There are more stories and like this and the pictures expose the ugly reality of American capitalism. Moore, recalling Roger and Me, makes the point that much of the United States has become like Flint, Michigan.

Moore doesn't pull his punches. He mosly lets the pictures tell their story and doesn't sugarcoat the uncomfortable message.

But having done all the ground work,  Moore does not  offer a anti-capitalist alternative. Rather he seems to have wandered down a No Exit called Barack Obama Street.

While attacking the sharks of Wall Street he then turns around and supports a President  who has bailed out those very same sharks - while at the same time doing very little for  the ordinary working people we see  in Moore's movie. That glaring contradiction haunts this movie.

Moore's alternative to the ravages of capitalism is  something he vaguely calls 'democracy' - which is hardly a call to man the barricades.

In an interview with Democracy Now Moore commented: "The wealthiest 1% [of Americans] have more financial wealth than the bottom 95% combined. When...1% essentially not only own all the wealth, but own Congress, call the shots, are we really telling the truth when we call this a democracy? You and I have no say in how this economy is run."
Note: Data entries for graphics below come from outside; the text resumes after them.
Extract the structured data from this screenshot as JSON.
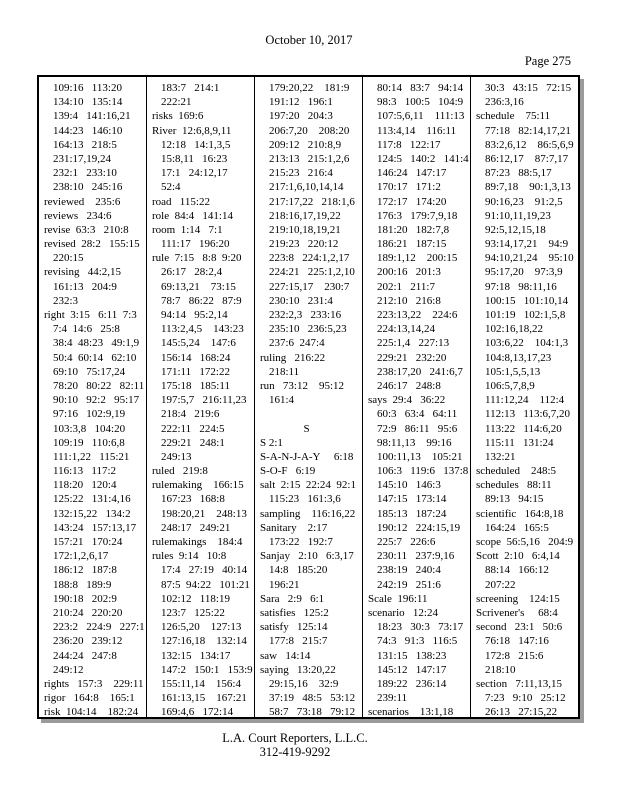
{
  "header": {
    "date": "October 10, 2017",
    "page_label": "Page 275"
  },
  "footer": {
    "company": "L.A. Court Reporters, L.L.C.",
    "phone": "312-419-9292"
  },
  "index": {
    "columns": [
      {
        "lines": [
          {
            "t": "c",
            "x": "109:16   113:20"
          },
          {
            "t": "c",
            "x": "134:10   135:14"
          },
          {
            "t": "c",
            "x": "139:4   141:16,21"
          },
          {
            "t": "c",
            "x": "144:23   146:10"
          },
          {
            "t": "c",
            "x": "164:13   218:5"
          },
          {
            "t": "c",
            "x": "231:17,19,24"
          },
          {
            "t": "c",
            "x": "232:1   233:10"
          },
          {
            "t": "c",
            "x": "238:10   245:16"
          },
          {
            "t": "w",
            "x": "reviewed    235:6"
          },
          {
            "t": "w",
            "x": "reviews   234:6"
          },
          {
            "t": "w",
            "x": "revise  63:3   210:8"
          },
          {
            "t": "w",
            "x": "revised  28:2   155:15"
          },
          {
            "t": "c",
            "x": "220:15"
          },
          {
            "t": "w",
            "x": "revising   44:2,15"
          },
          {
            "t": "c",
            "x": "161:13   204:9"
          },
          {
            "t": "c",
            "x": "232:3"
          },
          {
            "t": "w",
            "x": "right  3:15   6:11  7:3"
          },
          {
            "t": "c",
            "x": "7:4  14:6   25:8"
          },
          {
            "t": "c",
            "x": "38:4  48:23   49:1,9"
          },
          {
            "t": "c",
            "x": "50:4  60:14   62:10"
          },
          {
            "t": "c",
            "x": "69:10   75:17,24"
          },
          {
            "t": "c",
            "x": "78:20   80:22   82:11"
          },
          {
            "t": "c",
            "x": "90:10   92:2   95:17"
          },
          {
            "t": "c",
            "x": "97:16   102:9,19"
          },
          {
            "t": "c",
            "x": "103:3,8   104:20"
          },
          {
            "t": "c",
            "x": "109:19   110:6,8"
          },
          {
            "t": "c",
            "x": "111:1,22   115:21"
          },
          {
            "t": "c",
            "x": "116:13   117:2"
          },
          {
            "t": "c",
            "x": "118:20   120:4"
          },
          {
            "t": "c",
            "x": "125:22   131:4,16"
          },
          {
            "t": "c",
            "x": "132:15,22   134:2"
          },
          {
            "t": "c",
            "x": "143:24   157:13,17"
          },
          {
            "t": "c",
            "x": "157:21   170:24"
          },
          {
            "t": "c",
            "x": "172:1,2,6,17"
          },
          {
            "t": "c",
            "x": "186:12   187:8"
          },
          {
            "t": "c",
            "x": "188:8   189:9"
          },
          {
            "t": "c",
            "x": "190:18   202:9"
          },
          {
            "t": "c",
            "x": "210:24   220:20"
          },
          {
            "t": "c",
            "x": "223:2   224:9   227:1"
          },
          {
            "t": "c",
            "x": "236:20   239:12"
          },
          {
            "t": "c",
            "x": "244:24   247:8"
          },
          {
            "t": "c",
            "x": "249:12"
          },
          {
            "t": "w",
            "x": "rights   157:3    229:11"
          },
          {
            "t": "w",
            "x": "rigor   164:8    165:1"
          },
          {
            "t": "w",
            "x": "risk  104:14    182:24"
          }
        ]
      },
      {
        "lines": [
          {
            "t": "c",
            "x": "183:7   214:1"
          },
          {
            "t": "c",
            "x": "222:21"
          },
          {
            "t": "w",
            "x": "risks  169:6"
          },
          {
            "t": "w",
            "x": "River  12:6,8,9,11"
          },
          {
            "t": "c",
            "x": "12:18   14:1,3,5"
          },
          {
            "t": "c",
            "x": "15:8,11   16:23"
          },
          {
            "t": "c",
            "x": "17:1   24:12,17"
          },
          {
            "t": "c",
            "x": "52:4"
          },
          {
            "t": "w",
            "x": "road   115:22"
          },
          {
            "t": "w",
            "x": "role  84:4   141:14"
          },
          {
            "t": "w",
            "x": "room  1:14   7:1"
          },
          {
            "t": "c",
            "x": "111:17   196:20"
          },
          {
            "t": "w",
            "x": "rule  7:15   8:8  9:20"
          },
          {
            "t": "c",
            "x": "26:17   28:2,4"
          },
          {
            "t": "c",
            "x": "69:13,21    73:15"
          },
          {
            "t": "c",
            "x": "78:7   86:22   87:9"
          },
          {
            "t": "c",
            "x": "94:14   95:2,14"
          },
          {
            "t": "c",
            "x": "113:2,4,5    143:23"
          },
          {
            "t": "c",
            "x": "145:5,24    147:6"
          },
          {
            "t": "c",
            "x": "156:14   168:24"
          },
          {
            "t": "c",
            "x": "171:11   172:22"
          },
          {
            "t": "c",
            "x": "175:18   185:11"
          },
          {
            "t": "c",
            "x": "197:5,7   216:11,23"
          },
          {
            "t": "c",
            "x": "218:4   219:6"
          },
          {
            "t": "c",
            "x": "222:11   224:5"
          },
          {
            "t": "c",
            "x": "229:21   248:1"
          },
          {
            "t": "c",
            "x": "249:13"
          },
          {
            "t": "w",
            "x": "ruled   219:8"
          },
          {
            "t": "w",
            "x": "rulemaking    166:15"
          },
          {
            "t": "c",
            "x": "167:23   168:8"
          },
          {
            "t": "c",
            "x": "198:20,21    248:13"
          },
          {
            "t": "c",
            "x": "248:17   249:21"
          },
          {
            "t": "w",
            "x": "rulemakings    184:4"
          },
          {
            "t": "w",
            "x": "rules  9:14   10:8"
          },
          {
            "t": "c",
            "x": "17:4   27:19   40:14"
          },
          {
            "t": "c",
            "x": "87:5  94:22   101:21"
          },
          {
            "t": "c",
            "x": "102:12   118:19"
          },
          {
            "t": "c",
            "x": "123:7   125:22"
          },
          {
            "t": "c",
            "x": "126:5,20    127:13"
          },
          {
            "t": "c",
            "x": "127:16,18    132:14"
          },
          {
            "t": "c",
            "x": "132:15   134:17"
          },
          {
            "t": "c",
            "x": "147:2   150:1   153:9"
          },
          {
            "t": "c",
            "x": "155:11,14    156:4"
          },
          {
            "t": "c",
            "x": "161:13,15    167:21"
          },
          {
            "t": "c",
            "x": "169:4,6   172:14"
          }
        ]
      },
      {
        "lines": [
          {
            "t": "c",
            "x": "179:20,22    181:9"
          },
          {
            "t": "c",
            "x": "191:12   196:1"
          },
          {
            "t": "c",
            "x": "197:20   204:3"
          },
          {
            "t": "c",
            "x": "206:7,20    208:20"
          },
          {
            "t": "c",
            "x": "209:12   210:8,9"
          },
          {
            "t": "c",
            "x": "213:13   215:1,2,6"
          },
          {
            "t": "c",
            "x": "215:23   216:4"
          },
          {
            "t": "c",
            "x": "217:1,6,10,14,14"
          },
          {
            "t": "c",
            "x": "217:17,22   218:1,6"
          },
          {
            "t": "c",
            "x": "218:16,17,19,22"
          },
          {
            "t": "c",
            "x": "219:10,18,19,21"
          },
          {
            "t": "c",
            "x": "219:23   220:12"
          },
          {
            "t": "c",
            "x": "223:8   224:1,2,17"
          },
          {
            "t": "c",
            "x": "224:21   225:1,2,10"
          },
          {
            "t": "c",
            "x": "227:15,17    230:7"
          },
          {
            "t": "c",
            "x": "230:10   231:4"
          },
          {
            "t": "c",
            "x": "232:2,3   233:16"
          },
          {
            "t": "c",
            "x": "235:10   236:5,23"
          },
          {
            "t": "c",
            "x": "237:6  247:4"
          },
          {
            "t": "w",
            "x": "ruling   216:22"
          },
          {
            "t": "c",
            "x": "218:11"
          },
          {
            "t": "w",
            "x": "run   73:12    95:12"
          },
          {
            "t": "c",
            "x": "161:4"
          },
          {
            "t": "b",
            "x": ""
          },
          {
            "t": "h",
            "x": "S"
          },
          {
            "t": "w",
            "x": "S 2:1"
          },
          {
            "t": "w",
            "x": "S-A-N-J-A-Y     6:18"
          },
          {
            "t": "w",
            "x": "S-O-F   6:19"
          },
          {
            "t": "w",
            "x": "salt  2:15  22:24  92:1"
          },
          {
            "t": "c",
            "x": "115:23   161:3,6"
          },
          {
            "t": "w",
            "x": "sampling    116:16,22"
          },
          {
            "t": "w",
            "x": "Sanitary    2:17"
          },
          {
            "t": "c",
            "x": "173:22   192:7"
          },
          {
            "t": "w",
            "x": "Sanjay   2:10   6:3,17"
          },
          {
            "t": "c",
            "x": "14:8   185:20"
          },
          {
            "t": "c",
            "x": "196:21"
          },
          {
            "t": "w",
            "x": "Sara   2:9   6:1"
          },
          {
            "t": "w",
            "x": "satisfies   125:2"
          },
          {
            "t": "w",
            "x": "satisfy   125:14"
          },
          {
            "t": "c",
            "x": "177:8   215:7"
          },
          {
            "t": "w",
            "x": "saw   14:14"
          },
          {
            "t": "w",
            "x": "saying   13:20,22"
          },
          {
            "t": "c",
            "x": "29:15,16    32:9"
          },
          {
            "t": "c",
            "x": "37:19   48:5   53:12"
          },
          {
            "t": "c",
            "x": "58:7   73:18   79:12"
          }
        ]
      },
      {
        "lines": [
          {
            "t": "c",
            "x": "80:14   83:7   94:14"
          },
          {
            "t": "c",
            "x": "98:3   100:5   104:9"
          },
          {
            "t": "c",
            "x": "107:5,6,11    111:13"
          },
          {
            "t": "c",
            "x": "113:4,14    116:11"
          },
          {
            "t": "c",
            "x": "117:8   122:17"
          },
          {
            "t": "c",
            "x": "124:5   140:2   141:4"
          },
          {
            "t": "c",
            "x": "146:24   147:17"
          },
          {
            "t": "c",
            "x": "170:17   171:2"
          },
          {
            "t": "c",
            "x": "172:17   174:20"
          },
          {
            "t": "c",
            "x": "176:3   179:7,9,18"
          },
          {
            "t": "c",
            "x": "181:20   182:7,8"
          },
          {
            "t": "c",
            "x": "186:21   187:15"
          },
          {
            "t": "c",
            "x": "189:1,12    200:15"
          },
          {
            "t": "c",
            "x": "200:16   201:3"
          },
          {
            "t": "c",
            "x": "202:1   211:7"
          },
          {
            "t": "c",
            "x": "212:10   216:8"
          },
          {
            "t": "c",
            "x": "223:13,22    224:6"
          },
          {
            "t": "c",
            "x": "224:13,14,24"
          },
          {
            "t": "c",
            "x": "225:1,4   227:13"
          },
          {
            "t": "c",
            "x": "229:21   232:20"
          },
          {
            "t": "c",
            "x": "238:17,20   241:6,7"
          },
          {
            "t": "c",
            "x": "246:17   248:8"
          },
          {
            "t": "w",
            "x": "says  29:4   36:22"
          },
          {
            "t": "c",
            "x": "60:3   63:4   64:11"
          },
          {
            "t": "c",
            "x": "72:9   86:11   95:6"
          },
          {
            "t": "c",
            "x": "98:11,13    99:16"
          },
          {
            "t": "c",
            "x": "100:11,13    105:21"
          },
          {
            "t": "c",
            "x": "106:3   119:6   137:8"
          },
          {
            "t": "c",
            "x": "145:10   146:3"
          },
          {
            "t": "c",
            "x": "147:15   173:14"
          },
          {
            "t": "c",
            "x": "185:13   187:24"
          },
          {
            "t": "c",
            "x": "190:12   224:15,19"
          },
          {
            "t": "c",
            "x": "225:7   226:6"
          },
          {
            "t": "c",
            "x": "230:11   237:9,16"
          },
          {
            "t": "c",
            "x": "238:19   240:4"
          },
          {
            "t": "c",
            "x": "242:19   251:6"
          },
          {
            "t": "w",
            "x": "Scale  196:11"
          },
          {
            "t": "w",
            "x": "scenario   12:24"
          },
          {
            "t": "c",
            "x": "18:23   30:3   73:17"
          },
          {
            "t": "c",
            "x": "74:3   91:3   116:5"
          },
          {
            "t": "c",
            "x": "131:15   138:23"
          },
          {
            "t": "c",
            "x": "145:12   147:17"
          },
          {
            "t": "c",
            "x": "189:22   236:14"
          },
          {
            "t": "c",
            "x": "239:11"
          },
          {
            "t": "w",
            "x": "scenarios    13:1,18"
          }
        ]
      },
      {
        "lines": [
          {
            "t": "c",
            "x": "30:3   43:15   72:15"
          },
          {
            "t": "c",
            "x": "236:3,16"
          },
          {
            "t": "w",
            "x": "schedule    75:11"
          },
          {
            "t": "c",
            "x": "77:18   82:14,17,21"
          },
          {
            "t": "c",
            "x": "83:2,6,12    86:5,6,9"
          },
          {
            "t": "c",
            "x": "86:12,17    87:7,17"
          },
          {
            "t": "c",
            "x": "87:23   88:5,17"
          },
          {
            "t": "c",
            "x": "89:7,18    90:1,3,13"
          },
          {
            "t": "c",
            "x": "90:16,23    91:2,5"
          },
          {
            "t": "c",
            "x": "91:10,11,19,23"
          },
          {
            "t": "c",
            "x": "92:5,12,15,18"
          },
          {
            "t": "c",
            "x": "93:14,17,21    94:9"
          },
          {
            "t": "c",
            "x": "94:10,21,24    95:10"
          },
          {
            "t": "c",
            "x": "95:17,20    97:3,9"
          },
          {
            "t": "c",
            "x": "97:18   98:11,16"
          },
          {
            "t": "c",
            "x": "100:15   101:10,14"
          },
          {
            "t": "c",
            "x": "101:19   102:1,5,8"
          },
          {
            "t": "c",
            "x": "102:16,18,22"
          },
          {
            "t": "c",
            "x": "103:6,22    104:1,3"
          },
          {
            "t": "c",
            "x": "104:8,13,17,23"
          },
          {
            "t": "c",
            "x": "105:1,5,5,13"
          },
          {
            "t": "c",
            "x": "106:5,7,8,9"
          },
          {
            "t": "c",
            "x": "111:12,24    112:4"
          },
          {
            "t": "c",
            "x": "112:13   113:6,7,20"
          },
          {
            "t": "c",
            "x": "113:22   114:6,20"
          },
          {
            "t": "c",
            "x": "115:11   131:24"
          },
          {
            "t": "c",
            "x": "132:21"
          },
          {
            "t": "w",
            "x": "scheduled    248:5"
          },
          {
            "t": "w",
            "x": "schedules   88:11"
          },
          {
            "t": "c",
            "x": "89:13   94:15"
          },
          {
            "t": "w",
            "x": "scientific   164:8,18"
          },
          {
            "t": "c",
            "x": "164:24   165:5"
          },
          {
            "t": "w",
            "x": "scope  56:5,16   204:9"
          },
          {
            "t": "w",
            "x": "Scott  2:10   6:4,14"
          },
          {
            "t": "c",
            "x": "88:14   166:12"
          },
          {
            "t": "c",
            "x": "207:22"
          },
          {
            "t": "w",
            "x": "screening    124:15"
          },
          {
            "t": "w",
            "x": "Scrivener's     68:4"
          },
          {
            "t": "w",
            "x": "second   23:1   50:6"
          },
          {
            "t": "c",
            "x": "76:18   147:16"
          },
          {
            "t": "c",
            "x": "172:8   215:6"
          },
          {
            "t": "c",
            "x": "218:10"
          },
          {
            "t": "w",
            "x": "section   7:11,13,15"
          },
          {
            "t": "c",
            "x": "7:23   9:10   25:12"
          },
          {
            "t": "c",
            "x": "26:13   27:15,22"
          }
        ]
      }
    ]
  }
}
Indeed - but Moore doesn't articulate a socialist alternative. Instead he ends up in Camp Barack Obama. Its an almighty fudge from someone not willing  to reach a socialist conclusion. We need to remind ourselves that Moore supported Obama's bid for the presidency and continues to support him now despite the Wall Street bailouts.

In an interview I heard with Moore some years ago he remarked that liberals often annoyed him  more than right wingers. He explained that what bugged him about liberals is that they claimed they wanted to  change the world but, when it came down it, they didn't actually want to 'rock the boat' to achieve that laudable goal.

I think that Moore's criticism can be turned on himself. He wants, he says, to eliminate capitalism but continues to support the ultimate defender of capitalism - the Obama administration.